An der Oper Stuttgart wurde Matthias Klink kürzlich mit Ovationen für seine sensible Gestaltung des Gustav von Aschenbach in einer Neuinszenierung von Benjamin Brittens Death in Venice gefeiert. Hanns-Horst Bauer hat sich mit dem lyrischen Tenor über sein Künstlerleben zwischen Ensemble und Gastauftritten in aller Welt unterhalten.
Nach der Premiere von Benjamin Brittens Death in Venice wurden Sie als Gustav von Aschenbach mit Ovationen gefeiert, wie man sie in der Stuttgarter Oper noch selten erlebt hat. Was geht in solchen Momenten in Ihnen vor? Vor der Premiere kam einer unserer wunderbaren Assistenten zu mir, wünschte mir toi-toi-toi und meinte vielsagend: Du weißt schon, was dieser Abend für dich bedeuten kann. Darüber hatte ich mir bis dahin noch gar keine Gedanken gemacht, da ich so auf die Arbeit fokussiert war, die ich zu leisten hatte. Natürlich hatte ich mir schon gewünscht, dass sich alles, was ich mir erarbeitet, erfühlt hatte, nach außen hin zusammen kommt, dass der Abend so gelingt, wie wir uns das erhofft hatten. Als ich dann mit Ovationen förmlich überschüttet wurde, war ich einfach überwältigt. Das war ganz wunderbar. Ich bin ja nicht unverwöhnt, habe immer wieder sehr viel Zuspruch für meine Arbeit bekommen. Aber so etwas habe ich noch nie erlebt. Mit einer Rolle wie der des Aschenbach habe ich als Sänger und Darsteller allerdings auch etwas in die Hand bekommen, was eine immense Kraft entwickeln kann. Was man da an Nuancen, an Fallhöhen herausarbeiten kann, ist natürlich enorm. Mit anderen Partien geht das nur bedingt, egal, wie sehr man darin auch aufgeht.
Wie haben Sie sich auf diese schwierige Partie vorbereitet? Als mir diese Rolle angeboten wurde, war ich begeistert.

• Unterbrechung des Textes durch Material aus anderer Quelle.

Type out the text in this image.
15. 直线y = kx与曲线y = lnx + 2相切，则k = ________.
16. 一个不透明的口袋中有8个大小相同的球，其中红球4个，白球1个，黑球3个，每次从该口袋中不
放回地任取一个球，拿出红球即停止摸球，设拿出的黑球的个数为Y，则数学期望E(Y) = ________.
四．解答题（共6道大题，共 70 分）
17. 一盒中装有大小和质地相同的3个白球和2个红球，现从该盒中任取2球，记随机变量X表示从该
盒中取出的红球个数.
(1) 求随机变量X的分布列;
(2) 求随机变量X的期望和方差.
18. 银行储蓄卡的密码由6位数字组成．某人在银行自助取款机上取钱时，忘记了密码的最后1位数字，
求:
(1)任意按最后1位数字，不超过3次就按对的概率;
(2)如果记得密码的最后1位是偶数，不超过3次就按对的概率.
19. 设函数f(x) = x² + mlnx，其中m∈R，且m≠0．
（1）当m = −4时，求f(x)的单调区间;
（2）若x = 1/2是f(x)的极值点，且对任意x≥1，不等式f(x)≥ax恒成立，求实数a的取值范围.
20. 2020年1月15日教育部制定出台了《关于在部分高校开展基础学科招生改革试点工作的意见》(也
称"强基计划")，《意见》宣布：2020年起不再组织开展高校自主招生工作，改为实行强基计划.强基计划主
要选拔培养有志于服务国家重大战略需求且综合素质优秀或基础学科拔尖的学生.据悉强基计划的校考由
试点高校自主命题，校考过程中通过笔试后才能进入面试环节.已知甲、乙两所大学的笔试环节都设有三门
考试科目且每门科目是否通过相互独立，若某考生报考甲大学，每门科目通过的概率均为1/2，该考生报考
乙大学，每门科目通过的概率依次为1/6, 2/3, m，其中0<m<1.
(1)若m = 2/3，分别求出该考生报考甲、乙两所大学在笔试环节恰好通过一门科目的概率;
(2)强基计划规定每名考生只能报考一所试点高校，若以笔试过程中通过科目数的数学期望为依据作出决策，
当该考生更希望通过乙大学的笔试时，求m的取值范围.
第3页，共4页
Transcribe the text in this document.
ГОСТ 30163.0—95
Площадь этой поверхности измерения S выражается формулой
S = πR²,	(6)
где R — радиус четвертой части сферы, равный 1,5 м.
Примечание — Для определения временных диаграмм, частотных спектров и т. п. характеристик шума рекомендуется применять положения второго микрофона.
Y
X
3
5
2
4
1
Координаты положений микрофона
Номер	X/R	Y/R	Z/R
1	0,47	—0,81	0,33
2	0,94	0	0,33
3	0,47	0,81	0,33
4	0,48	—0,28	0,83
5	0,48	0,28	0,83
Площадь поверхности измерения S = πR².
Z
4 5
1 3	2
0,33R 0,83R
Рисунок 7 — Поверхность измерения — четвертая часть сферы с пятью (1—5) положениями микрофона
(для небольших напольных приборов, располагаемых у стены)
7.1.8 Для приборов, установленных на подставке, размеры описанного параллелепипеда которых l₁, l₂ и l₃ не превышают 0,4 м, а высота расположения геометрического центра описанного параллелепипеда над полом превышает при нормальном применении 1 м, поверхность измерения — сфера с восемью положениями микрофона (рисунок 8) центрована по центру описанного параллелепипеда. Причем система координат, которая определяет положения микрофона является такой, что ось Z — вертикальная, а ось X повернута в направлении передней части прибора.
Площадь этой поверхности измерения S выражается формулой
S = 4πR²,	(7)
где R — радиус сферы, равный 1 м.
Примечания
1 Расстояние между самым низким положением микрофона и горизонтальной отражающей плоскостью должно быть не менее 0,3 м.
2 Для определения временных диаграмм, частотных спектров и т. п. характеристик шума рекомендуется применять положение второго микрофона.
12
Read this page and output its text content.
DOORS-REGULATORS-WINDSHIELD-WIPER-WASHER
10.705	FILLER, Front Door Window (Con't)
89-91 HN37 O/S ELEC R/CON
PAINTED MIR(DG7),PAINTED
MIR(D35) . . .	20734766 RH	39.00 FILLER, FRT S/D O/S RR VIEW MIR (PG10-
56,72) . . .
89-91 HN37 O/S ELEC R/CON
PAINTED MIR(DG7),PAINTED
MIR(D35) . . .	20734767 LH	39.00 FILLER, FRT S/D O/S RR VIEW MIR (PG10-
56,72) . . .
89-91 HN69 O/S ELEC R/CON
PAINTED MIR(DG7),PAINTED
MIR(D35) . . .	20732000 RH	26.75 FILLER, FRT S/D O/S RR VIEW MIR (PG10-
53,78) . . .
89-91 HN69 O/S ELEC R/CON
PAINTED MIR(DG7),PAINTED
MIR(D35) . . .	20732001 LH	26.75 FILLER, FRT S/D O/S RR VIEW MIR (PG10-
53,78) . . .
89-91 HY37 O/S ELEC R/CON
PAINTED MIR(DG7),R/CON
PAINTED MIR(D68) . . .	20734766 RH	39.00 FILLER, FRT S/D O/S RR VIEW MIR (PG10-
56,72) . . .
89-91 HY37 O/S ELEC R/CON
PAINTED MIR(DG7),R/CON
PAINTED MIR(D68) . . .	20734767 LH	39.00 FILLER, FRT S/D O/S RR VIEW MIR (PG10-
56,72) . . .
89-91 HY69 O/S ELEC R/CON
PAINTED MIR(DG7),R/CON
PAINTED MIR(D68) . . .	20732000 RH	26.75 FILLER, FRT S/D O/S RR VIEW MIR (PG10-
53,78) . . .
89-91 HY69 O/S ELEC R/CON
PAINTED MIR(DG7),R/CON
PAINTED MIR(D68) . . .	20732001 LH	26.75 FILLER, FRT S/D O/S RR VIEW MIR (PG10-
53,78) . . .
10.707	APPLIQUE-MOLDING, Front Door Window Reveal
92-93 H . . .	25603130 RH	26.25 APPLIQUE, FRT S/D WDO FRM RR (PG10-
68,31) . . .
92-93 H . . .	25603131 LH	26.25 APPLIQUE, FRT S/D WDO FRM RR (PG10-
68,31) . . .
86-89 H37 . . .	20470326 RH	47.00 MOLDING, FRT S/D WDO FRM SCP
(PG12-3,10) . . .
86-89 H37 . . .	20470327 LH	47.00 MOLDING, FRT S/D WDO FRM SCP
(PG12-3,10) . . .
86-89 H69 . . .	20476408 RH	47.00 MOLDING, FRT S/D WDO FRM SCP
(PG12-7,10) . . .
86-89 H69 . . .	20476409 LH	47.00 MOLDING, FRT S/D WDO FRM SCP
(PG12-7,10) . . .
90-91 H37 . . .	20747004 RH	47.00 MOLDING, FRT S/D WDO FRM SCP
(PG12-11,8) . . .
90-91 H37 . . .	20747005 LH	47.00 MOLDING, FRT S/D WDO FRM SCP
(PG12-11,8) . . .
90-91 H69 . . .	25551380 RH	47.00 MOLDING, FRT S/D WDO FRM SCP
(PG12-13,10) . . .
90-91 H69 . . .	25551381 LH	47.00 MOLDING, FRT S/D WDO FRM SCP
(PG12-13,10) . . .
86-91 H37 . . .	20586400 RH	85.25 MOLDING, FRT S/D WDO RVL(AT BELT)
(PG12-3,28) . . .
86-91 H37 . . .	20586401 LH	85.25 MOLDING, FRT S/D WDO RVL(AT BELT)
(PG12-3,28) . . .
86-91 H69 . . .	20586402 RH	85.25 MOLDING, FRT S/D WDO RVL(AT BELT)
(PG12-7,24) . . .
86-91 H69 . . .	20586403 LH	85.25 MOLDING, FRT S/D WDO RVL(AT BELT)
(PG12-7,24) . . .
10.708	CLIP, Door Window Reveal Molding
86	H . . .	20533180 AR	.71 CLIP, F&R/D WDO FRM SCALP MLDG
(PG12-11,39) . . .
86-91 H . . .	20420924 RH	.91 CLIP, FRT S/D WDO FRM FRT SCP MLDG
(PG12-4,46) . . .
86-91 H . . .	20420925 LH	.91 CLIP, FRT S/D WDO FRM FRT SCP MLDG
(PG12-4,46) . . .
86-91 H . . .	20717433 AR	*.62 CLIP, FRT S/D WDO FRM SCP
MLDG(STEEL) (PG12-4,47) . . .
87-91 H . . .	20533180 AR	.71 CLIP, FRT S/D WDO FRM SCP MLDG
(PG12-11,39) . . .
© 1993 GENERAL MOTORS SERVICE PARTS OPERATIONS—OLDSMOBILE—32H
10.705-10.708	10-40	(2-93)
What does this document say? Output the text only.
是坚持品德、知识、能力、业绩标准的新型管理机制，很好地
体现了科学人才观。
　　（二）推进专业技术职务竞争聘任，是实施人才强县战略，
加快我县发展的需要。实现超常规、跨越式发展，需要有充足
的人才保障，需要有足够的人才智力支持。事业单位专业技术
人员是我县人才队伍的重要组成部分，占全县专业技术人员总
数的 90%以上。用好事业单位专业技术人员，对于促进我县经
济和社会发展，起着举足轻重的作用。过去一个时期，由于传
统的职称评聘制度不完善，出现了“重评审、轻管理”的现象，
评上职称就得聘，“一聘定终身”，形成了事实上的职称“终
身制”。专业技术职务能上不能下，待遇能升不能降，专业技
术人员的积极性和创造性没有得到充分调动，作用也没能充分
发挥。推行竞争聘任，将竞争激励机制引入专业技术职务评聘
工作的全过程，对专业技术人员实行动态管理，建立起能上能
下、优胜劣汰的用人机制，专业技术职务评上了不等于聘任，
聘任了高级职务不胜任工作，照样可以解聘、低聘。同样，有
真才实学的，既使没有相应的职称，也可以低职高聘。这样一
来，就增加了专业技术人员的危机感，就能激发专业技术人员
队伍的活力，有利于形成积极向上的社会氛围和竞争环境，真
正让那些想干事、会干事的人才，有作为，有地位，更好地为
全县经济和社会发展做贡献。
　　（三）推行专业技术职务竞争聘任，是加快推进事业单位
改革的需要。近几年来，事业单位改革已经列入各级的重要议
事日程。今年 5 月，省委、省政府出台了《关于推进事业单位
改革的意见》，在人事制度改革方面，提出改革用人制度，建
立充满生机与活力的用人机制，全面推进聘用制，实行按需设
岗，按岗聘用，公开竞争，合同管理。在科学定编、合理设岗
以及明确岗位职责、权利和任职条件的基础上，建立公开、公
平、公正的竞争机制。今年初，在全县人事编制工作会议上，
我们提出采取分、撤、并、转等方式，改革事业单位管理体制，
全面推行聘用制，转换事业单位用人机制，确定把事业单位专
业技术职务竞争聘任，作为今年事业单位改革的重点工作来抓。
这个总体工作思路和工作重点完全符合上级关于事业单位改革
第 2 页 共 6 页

Auf die Tenorpartien in Brittens Opern hatte ich schon lange gewartet. Das Britten-Repertoire hatte ich bis dato nur in der Kammermusik gemacht, natürlich auch das fantastische War Requiem. Da ich in der laufenden Spielzeit nur Stücke gemacht habe, die ich schon kannte – etwa Carmen in Stuttgart, Nacht in Venedig in Lyon oder Lulu in Hamburg – konnte ich mich, Tag für Tag die Britten-Partitur unter´m Arm, ganz auf den Aschenbach konzentrieren. Die Vorbereitung auf eine Rolle ist natürlich grundlegend wichtig, aber mit der ersten szenischen Probe geht für mich die intensive Auseinandersetzung mit einer Partie erst richtig los.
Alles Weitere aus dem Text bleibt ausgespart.